The underlying principle for the import method is that the data should be easy for a human to understand when submitted for import. It is easier to understand 'Robotic' than it is to understand 'c'. Additionally, I also wanted the method to handle coded data seamlessly, as I can anticipate receiving coded data as well.

In the end, importRecords is much more relaxed in the requirements of what data it will accept while still meeting the rigorous standards of the API. For the surgical methodology example, we may pass any of the values in the definition, coded or labelled, and know that the correct value is imported to REDCap. And the data we pass may even be a mix of coded and labelled data.

This flexible and mixed coding is especially advantageous in the case of checkboxes, which will accept the values '0', '1', 'Checked', 'Unchecked', or the labelled value from the data dictionary (this labelled value can be returned from the API using the checkboxLabel argument with REDCap version 6.0).

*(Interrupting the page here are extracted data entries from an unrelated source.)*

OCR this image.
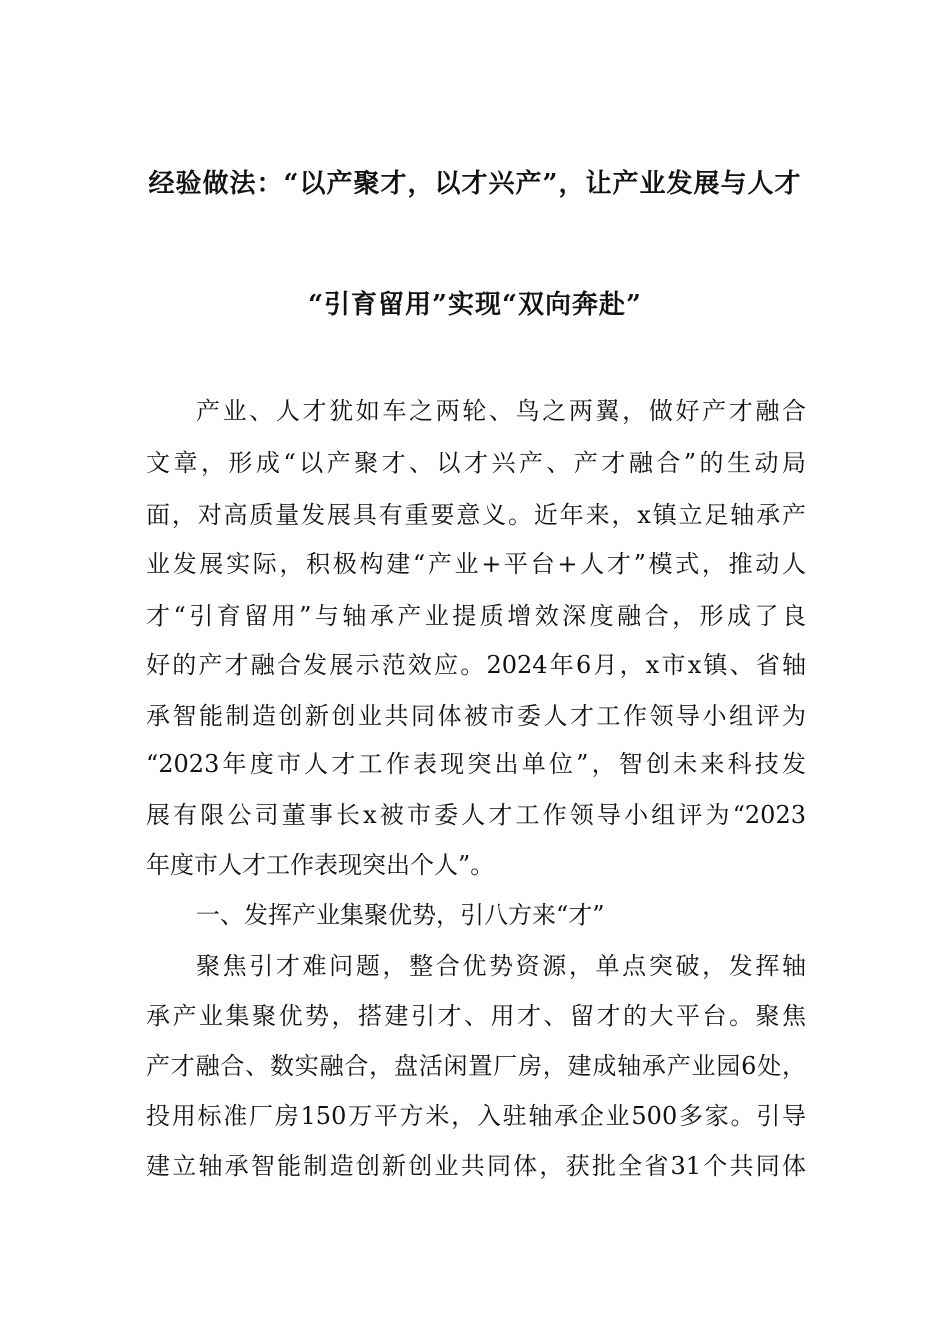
经验做法：“以产聚才，以才兴产”，让产业发展与人才
“引育留用”实现“双向奔赴”

产业、人才犹如车之两轮、鸟之两翼，做好产才融合

文章，形成“以产聚才、以才兴产、产才融合”的生动局

面，对高质量发展具有重要意义。近年来，x镇立足轴承产

业发展实际，积极构建“产业+平台+人才”模式，推动人

才“引育留用”与轴承产业提质增效深度融合，形成了良

好的产才融合发展示范效应。2024年6月，x市x镇、省轴

承智能制造创新创业共同体被市委人才工作领导小组评为

“2023年度市人才工作表现突出单位”，智创未来科技发

展有限公司董事长x被市委人才工作领导小组评为“2023

年度市人才工作表现突出个人”。

一、发挥产业集聚优势，引八方来“才”

聚焦引才难问题，整合优势资源，单点突破，发挥轴

承产业集聚优势，搭建引才、用才、留才的大平台。聚焦

产才融合、数实融合，盘活闲置厂房，建成轴承产业园6处，

投用标准厂房150万平方米，入驻轴承企业500多家。引导

建立轴承智能制造创新创业共同体，获批全省31个共同体
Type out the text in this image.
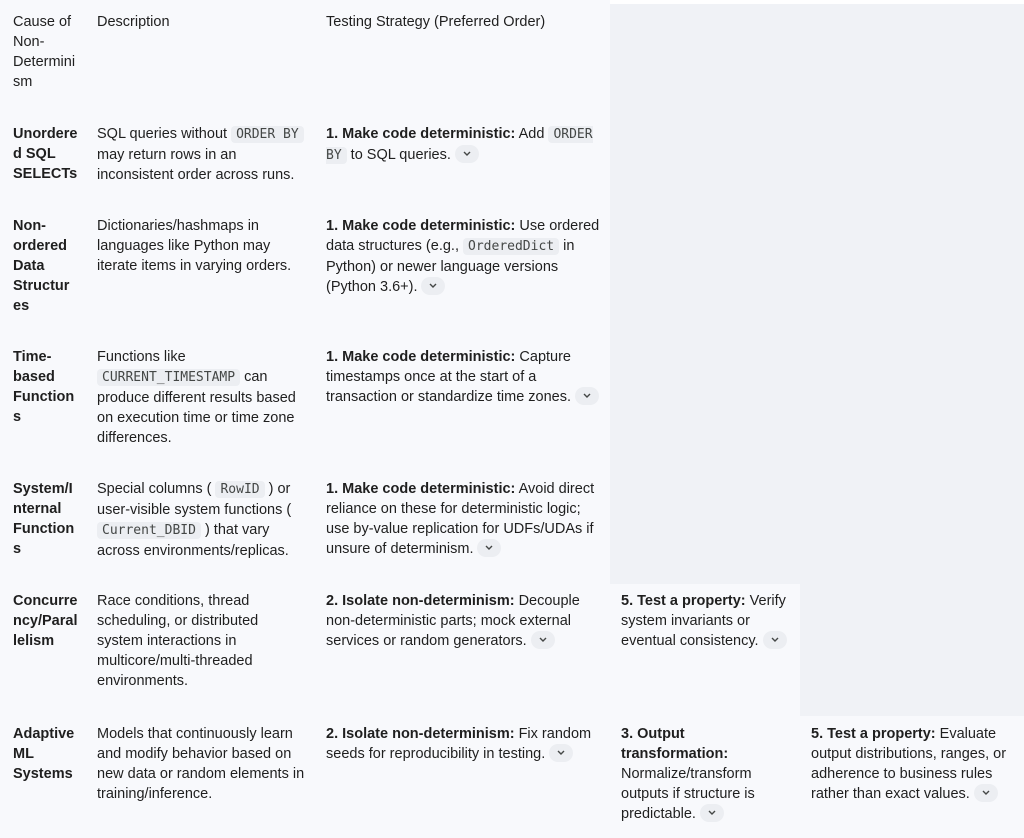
Cause of Non-Determinism
Description	Testing Strategy (Preferred Order)
Unordered SQL SELECTs
SQL queries without ORDER BY may return rows in an inconsistent order across runs.
1. Make code deterministic: Add ORDER BY to SQL queries.
Non-ordered Data Structures
Dictionaries/hashmaps in languages like Python may iterate items in varying orders.
1. Make code deterministic: Use ordered data structures (e.g., OrderedDict in Python) or newer language versions (Python 3.6+).
Time-based Functions
Functions like CURRENT_TIMESTAMP can produce different results based on execution time or time zone differences.
1. Make code deterministic: Capture timestamps once at the start of a transaction or standardize time zones.
System/Internal Functions
Special columns ( RowID ) or user-visible system functions ( Current_DBID ) that vary across environments/replicas.
1. Make code deterministic: Avoid direct reliance on these for deterministic logic; use by-value replication for UDFs/UDAs if unsure of determinism.
Concurrency/Parallelism
Race conditions, thread scheduling, or distributed system interactions in multicore/multi-threaded environments.
2. Isolate non-determinism: Decouple non-deterministic parts; mock external services or random generators.
5. Test a property: Verify system invariants or eventual consistency.
Adaptive ML Systems
Models that continuously learn and modify behavior based on new data or random elements in training/inference.
2. Isolate non-determinism: Fix random seeds for reproducibility in testing.
3. Output transformation: Normalize/transform outputs if structure is predictable.
5. Test a property: Evaluate output distributions, ranges, or adherence to business rules rather than exact values.
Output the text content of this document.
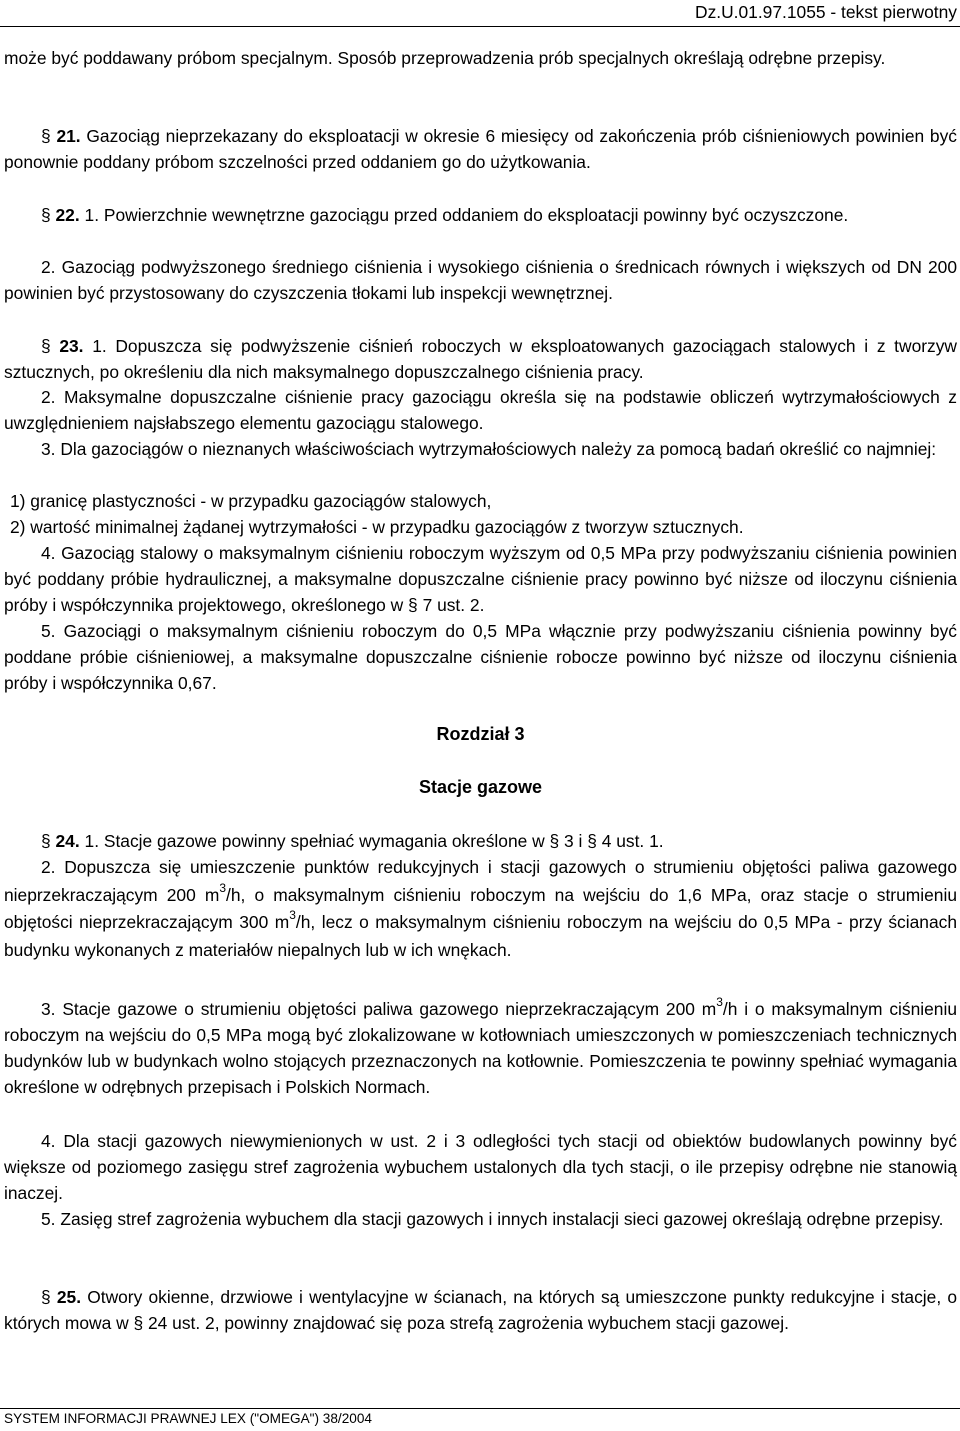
Dz.U.01.97.1055 - tekst pierwotny

może być poddawany próbom specjalnym. Sposób przeprowadzenia prób specjalnych określają odrębne przepisy.

§ 21. Gazociąg nieprzekazany do eksploatacji w okresie 6 miesięcy od zakończenia prób ciśnieniowych powinien być ponownie poddany próbom szczelności przed oddaniem go do użytkowania.

§ 22. 1. Powierzchnie wewnętrzne gazociągu przed oddaniem do eksploatacji powinny być oczyszczone.

2. Gazociąg podwyższonego średniego ciśnienia i wysokiego ciśnienia o średnicach równych i większych od DN 200 powinien być przystosowany do czyszczenia tłokami lub inspekcji wewnętrznej.

§ 23. 1. Dopuszcza się podwyższenie ciśnień roboczych w eksploatowanych gazociągach stalowych i z tworzyw sztucznych, po określeniu dla nich maksymalnego dopuszczalnego ciśnienia pracy.

2. Maksymalne dopuszczalne ciśnienie pracy gazociągu określa się na podstawie obliczeń wytrzymałościowych z uwzględnieniem najsłabszego elementu gazociągu stalowego.

3. Dla gazociągów o nieznanych właściwościach wytrzymałościowych należy za pomocą badań określić co najmniej:

1) granicę plastyczności - w przypadku gazociągów stalowych,

2) wartość minimalnej żądanej wytrzymałości - w przypadku gazociągów z tworzyw sztucznych.

4. Gazociąg stalowy o maksymalnym ciśnieniu roboczym wyższym od 0,5 MPa przy podwyższaniu ciśnienia powinien być poddany próbie hydraulicznej, a maksymalne dopuszczalne ciśnienie pracy powinno być niższe od iloczynu ciśnienia próby i współczynnika projektowego, określonego w § 7 ust. 2.

5. Gazociągi o maksymalnym ciśnieniu roboczym do 0,5 MPa włącznie przy podwyższaniu ciśnienia powinny być poddane próbie ciśnieniowej, a maksymalne dopuszczalne ciśnienie robocze powinno być niższe od iloczynu ciśnienia próby i współczynnika 0,67.

Rozdział 3
Stacje gazowe

§ 24. 1. Stacje gazowe powinny spełniać wymagania określone w § 3 i § 4 ust. 1.

2. Dopuszcza się umieszczenie punktów redukcyjnych i stacji gazowych o strumieniu objętości paliwa gazowego nieprzekraczającym 200 $m^3/h$, o maksymalnym ciśnieniu roboczym na wejściu do 1,6 MPa, oraz stacje o strumieniu objętości nieprzekraczającym 300 $m^3/h$, lecz o maksymalnym ciśnieniu roboczym na wejściu do 0,5 MPa - przy ścianach budynku wykonanych z materiałów niepalnych lub w ich wnękach.

3. Stacje gazowe o strumieniu objętości paliwa gazowego nieprzekraczającym 200 $m^3/h$ i o maksymalnym ciśnieniu roboczym na wejściu do 0,5 MPa mogą być zlokalizowane w kotłowniach umieszczonych w pomieszczeniach technicznych budynków lub w budynkach wolno stojących przeznaczonych na kotłownie. Pomieszczenia te powinny spełniać wymagania określone w odrębnych przepisach i Polskich Normach.

4. Dla stacji gazowych niewymienionych w ust. 2 i 3 odległości tych stacji od obiektów budowlanych powinny być większe od poziomego zasięgu stref zagrożenia wybuchem ustalonych dla tych stacji, o ile przepisy odrębne nie stanowią inaczej.

5. Zasięg stref zagrożenia wybuchem dla stacji gazowych i innych instalacji sieci gazowej określają odrębne przepisy.

§ 25. Otwory okienne, drzwiowe i wentylacyjne w ścianach, na których są umieszczone punkty redukcyjne i stacje, o których mowa w § 24 ust. 2, powinny znajdować się poza strefą zagrożenia wybuchem stacji gazowej.

SYSTEM INFORMACJI PRAWNEJ LEX ("OMEGA") 38/2004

In instances where the package validation cannot decide what the appropriate code is, the value is changed to NA which prevents any value from going into REDCap. Thus, you should always review the log for data that may have failed to import.

Data validation details

The following details are also available in R via ?validateImport

Although the log messages will indicate a preference for dates to be in mm/dd/yyyy format, the function will accept mm/dd/yy, yyyy-mm-dd, yyyy/mm/dd, and yyyymmdd formats as well. When possible, pass dates as Date objects or POSIXct objects to avoid confusion. Dates are also compared to minimum and maximum values listed in the data dictionary. Records where a date is found out of range are allowed to import and a message is printed in the log.

For continuous/numeric variables, the values are checked against the minimum and maximum allowed in the data dictionary. Records where a value is found out of range are allowed to import and a message is printed in the log.

ZIP codes are tested to see if they fit either the 5 digit or 5 digit + 4 format. When these conditions are not met, the data point is deleted and a message printed in the log.

YesNo fields permit any of the values 'yes', 'no', '0', '1' to be imported to REDCap with 0=No, and 1=Yes. The values are converted to lower case for validation, so any combination of lower and upper case values will pass (ie, the data frame is not case-sensitive).

TrueFalse fields will accept 'TRUE', 'FALSE', 0, 1, and logical values and are also not case-sensitive.

Radio and dropdown fields may have either the coding in the data dictionary or the labels in the data dictionary. The validation will use the meta data to convert any matching values to the appropriate coding before importing to REDCap. Values that cannot be reconciled are deleted with a message printed in the log. These variables are case-sensitive.

Checkbox fields require a value of "Checked", "Unchecked", "0", "1", or the labelled value from the data dictionary. These are case sensitive. Values that do not match these are deleted with a warning printed in the log.

Phone numbers are required to be 10 digit numbers. The phone number is broken into three parts: 1) a 3 digit area code, 2) a 3 digit exchange code, and 3) a 4 digit station code. The exchange code must start with a number from 2-9, followed by 0-8, and then any third digit. The exchange code starts with a number from 2-9, followed by any two digits. The station code is 4 digits with no restrictions.

E-mail addresses are considered valid when they have three parts. The first part comes before the @ symbol, and may be any number of characters from a-z, A-Z, a period, underscore, percent, plus, or minus. The second part comes after the @, but before the period, and may consist of any number of letters, numbers, periods, or dashes. Finally, the string ends with a period then anywhere from 2 to 6 letters.